I have been fascinated in recent years with two very useful edible herbaceous perennials that are close relatives of the sunflower, Jerusalem artichoke (or sunchoke) and yacon.
The Jerusalem artichoke (Helianthus tuberosus) is rather well known but the other one which I was given under the name Yacon has proven even more productive under my conditions.
The Jerusalem artichoke also goes by other names such sunroot and sunchoke and originates from the easten regions of North America from Canada to Florida and was cultivated by the American Indians as a food crop.
The Yacon seems to go by a variety of other common names such as Peruvian ground apple, Apple of the Earth, Bolivian sunroot amongst others as well as several botanical names, including (Smallanthus sonchifolius, Polymnia edulis and Polymnia sonchifolia). Take your pick! As its common names suggest, it originates in South America in the Andes and has been used as a food plant by the indigenous peoples there for centuries.

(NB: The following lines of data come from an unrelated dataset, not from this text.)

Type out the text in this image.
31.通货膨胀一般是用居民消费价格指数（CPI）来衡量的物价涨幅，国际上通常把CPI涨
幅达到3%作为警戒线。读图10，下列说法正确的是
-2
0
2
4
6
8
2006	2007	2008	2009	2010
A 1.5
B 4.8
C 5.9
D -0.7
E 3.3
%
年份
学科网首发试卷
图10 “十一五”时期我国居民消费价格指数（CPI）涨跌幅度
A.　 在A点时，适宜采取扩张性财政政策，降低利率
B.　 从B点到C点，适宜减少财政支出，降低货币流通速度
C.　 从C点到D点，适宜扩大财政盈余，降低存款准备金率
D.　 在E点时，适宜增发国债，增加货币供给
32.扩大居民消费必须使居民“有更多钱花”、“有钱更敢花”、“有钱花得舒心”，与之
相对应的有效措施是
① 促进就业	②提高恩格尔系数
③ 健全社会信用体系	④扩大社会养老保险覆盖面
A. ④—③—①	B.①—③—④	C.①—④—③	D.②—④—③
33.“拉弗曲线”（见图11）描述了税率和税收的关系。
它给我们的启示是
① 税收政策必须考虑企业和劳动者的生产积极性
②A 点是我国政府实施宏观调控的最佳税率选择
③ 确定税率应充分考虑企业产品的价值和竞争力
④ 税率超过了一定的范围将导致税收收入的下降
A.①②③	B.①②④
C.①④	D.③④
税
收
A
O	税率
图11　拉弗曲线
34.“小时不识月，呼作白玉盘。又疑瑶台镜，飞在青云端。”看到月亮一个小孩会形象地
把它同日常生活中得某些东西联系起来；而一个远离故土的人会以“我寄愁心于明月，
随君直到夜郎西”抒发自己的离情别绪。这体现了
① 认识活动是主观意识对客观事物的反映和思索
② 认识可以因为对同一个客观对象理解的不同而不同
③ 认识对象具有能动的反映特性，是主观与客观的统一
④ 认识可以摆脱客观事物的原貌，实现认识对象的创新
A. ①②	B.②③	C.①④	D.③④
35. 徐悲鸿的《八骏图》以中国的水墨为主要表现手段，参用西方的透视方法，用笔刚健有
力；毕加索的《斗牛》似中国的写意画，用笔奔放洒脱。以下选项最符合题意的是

Both plants grow readily from tubers that reach maximum size as the plants die back during the autumn. The tubers can be used either to multiply the plants or as interesting and flavoursome vegetables for the family table. Tip cuttings can also be taken when the tubers sprout in spring if you are needing to build up numbers. Good drainage and a reasonable supply of nutrients and moisture have given me bumper harvests from both species.
I use both plants for stir fries and as boiled vegetables but the best way I have found to cook them is by baking them in the coals of an open fire (although I am sure they would go equally well in a roast dinner also). Yacon has a somewhat sweet flavour in contrast to the nutty taste of the Jerusalem artichoke and both are reputed to encourage flatulence and one is left to wonder whether they could also be used as an alternative energy source of methane….
In addition to their edibility, both plants can also double as ornamental plants. Use them at the back of a perennial border or anywhere else in the garden that a 1.5 to 2 metre high yellow flowering daisy will fill a space. Be careful though, as once introduced to a spot they will make it their own and tend to take over.